Dans ce contexte, ce règlement pourrait constituer une avancée majeure quant au renforcement de la transparence sur le déroulement et les résultats des essais cliniques.
Le règlement prévoit la création d’un registre public européen des essais, accessible librement aux chercheurs et, plus largement, au public.
Toujours en ce qui concerne la sécurité des personnes, je note que la stratégie d’escalade des doses retenues était notamment en cause dans l’incident de Rennes.
Or, s’il existe bien des standards ou des guides de bonnes pratiques en la matière, il faudrait sûrement se pencher sur une clarification, à l’échelon européen, de la méthodologie relative aux séquences d’administration chez les volontaires, à l’espacement entre l’administration des traitements et la prise en compte des données nouvelles recueillies chez l’homme. Si cela relève du bon sens clinique, force est de constater que celui-ci n’est pas toujours respecté.
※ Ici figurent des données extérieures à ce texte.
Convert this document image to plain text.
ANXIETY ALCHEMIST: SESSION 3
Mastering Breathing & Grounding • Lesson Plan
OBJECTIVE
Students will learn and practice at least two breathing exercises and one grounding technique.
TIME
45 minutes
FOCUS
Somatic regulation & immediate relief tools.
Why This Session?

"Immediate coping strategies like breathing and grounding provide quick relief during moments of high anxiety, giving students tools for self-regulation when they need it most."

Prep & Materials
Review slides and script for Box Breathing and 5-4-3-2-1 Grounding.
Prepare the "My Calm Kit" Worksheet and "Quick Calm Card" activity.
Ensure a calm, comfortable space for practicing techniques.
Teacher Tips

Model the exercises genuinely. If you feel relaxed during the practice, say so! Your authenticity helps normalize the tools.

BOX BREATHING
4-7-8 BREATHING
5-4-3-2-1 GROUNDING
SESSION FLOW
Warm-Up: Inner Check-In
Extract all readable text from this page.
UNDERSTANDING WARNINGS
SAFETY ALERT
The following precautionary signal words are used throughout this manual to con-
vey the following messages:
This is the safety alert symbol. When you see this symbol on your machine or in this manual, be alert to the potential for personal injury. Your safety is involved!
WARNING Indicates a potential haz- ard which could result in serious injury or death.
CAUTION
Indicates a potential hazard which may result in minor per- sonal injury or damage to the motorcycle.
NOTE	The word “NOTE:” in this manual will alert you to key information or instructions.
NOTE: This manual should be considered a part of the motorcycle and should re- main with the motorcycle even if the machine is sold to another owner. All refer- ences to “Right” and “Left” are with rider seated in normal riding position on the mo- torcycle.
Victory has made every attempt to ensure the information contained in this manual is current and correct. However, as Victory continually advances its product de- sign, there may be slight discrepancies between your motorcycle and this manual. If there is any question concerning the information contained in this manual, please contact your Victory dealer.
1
Enfin, je soulèverai encore un point tenant à la qualité des candidats aux essais cliniques.
Notre législation évite de faire de cette activité une profession. En effet, un plafond fixe à 4 500 euros le montant total des indemnités pouvant résulter d’une telle activité. Toutefois, dans un environnement européanisé, il est facile, pour dépasser ce plafond, de franchir une frontière. Aussi serait-il judicieux de fixer un plafond européen.
Ce souhait se heurte à la liberté relative aux données personnelles, puisque cette mesure implique la tenue d’un registre des personnes qui se soumettent, en Europe, à des essais cliniques. Toutefois, la question mérite d’être posée.